All of this and I haven’t even gotten to one of the best parts of the show: Alex Newell as Mo. First off, Mo’s energy is absolutely infectious. Somehow, even in a show that’s packed to the brim with energy, every single time Newell steps into frame it brings more life to the scene. Not only is Mo a model example of a good friend and sounding board for Zoey who always tells it as it is, but Mo is also on a very personal journey of his own. The character is absolutely oozing with confidence during the first few episodes of the show, and then in comes Episode 4, “Zoey’s Extraordinary Neighbor.” The series had been quite emotional up to that point, but be prepared to let the waterworks flow during Episode 4. After three episodes of Mo helping Zoey overcome her own insecurities, challenges, and fears, now it’s time for Zoey to take a cue from her extremely insightful neighbor and friend, and be there for him. Mo’s already proven himself as an utter gem to the audience, and the payoff of watching him embrace his truth is easily one of the best moments of the show. Mo’s also responsible for a line of dialogue that I might have jotted down in the notes on my laptop so that I have it when I need it most; “You’ll get better at this, as long as you see every failure not as defeat, but as a stepping stone on the road to success.”
It’s hard not to continue on with this role call, but I do fear I’m creeping too close spoiler territory. But briefly, do know that Michael Thomas Grant and Kapil Talwalker are absolute delights as Zoey’s co-workers Leif and Tobin, respectively. Lauren Graham also gets far more to work with as the season progresses playing Zoey’s boss, Joan. And Zak Orth’s Howie is a shockingly powerful late-season addition to the ensemble.
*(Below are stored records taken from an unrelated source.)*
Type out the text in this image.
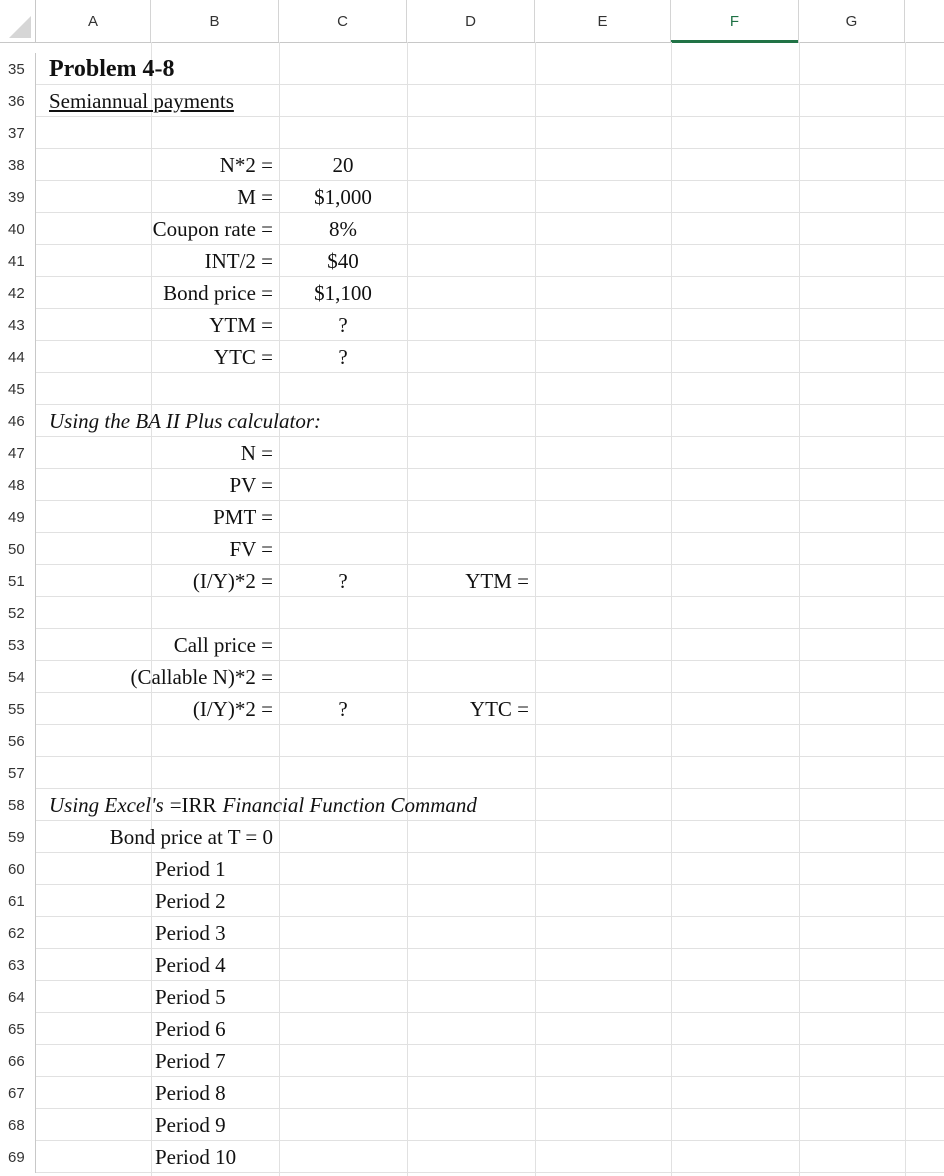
A	B	C	D	E	F	G
35
36
37
38
39
40
41
42
43
44
45
46
47
48
49
50
51
52
53
54
55
56
57
58
59
60
61
62
63
64
65
66
67
68
69
Problem 4-8
Semiannual payments
N*2 =	20
M =	$1,000
Coupon rate =	8%
INT/2 =	$40
Bond price =	$1,100
YTM =	?
YTC =	?
Using the BA II Plus calculator:
N =
PV =
PMT =
FV =
(I/Y)*2 =	?	YTM =
Call price =
(Callable N)*2 =
(I/Y)*2 =	?	YTC =
Using Excel's =IRR Financial Function Command
Bond price at T = 0
Period 1
Period 2
Period 3
Period 4
Period 5
Period 6
Period 7
Period 8
Period 9
Period 10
Don’t judge this book by its cover. (Or rather, judge a whole show based on a few trailers and TV spots.) If you got the impression that Zoey’s Extraordinary Playlist was too silly and cheesy for you, think again, because the NBC series is easily one of the most sincere, perceptive and emotional shows I’ve seen. It also serves as a very powerful reminder of why I love storytelling. Prior to getting this power, Zoey was having a tough time processing her own emotions. Clarity came through song. I often find that clarity through the shows and movies I watch, and am thrilled that I can say Zoey’s Extraordinary Playlist is exceptionally effective in that respect.
Zoey’s Extraordinary Playlist Season 1 is streaming now on Hulu.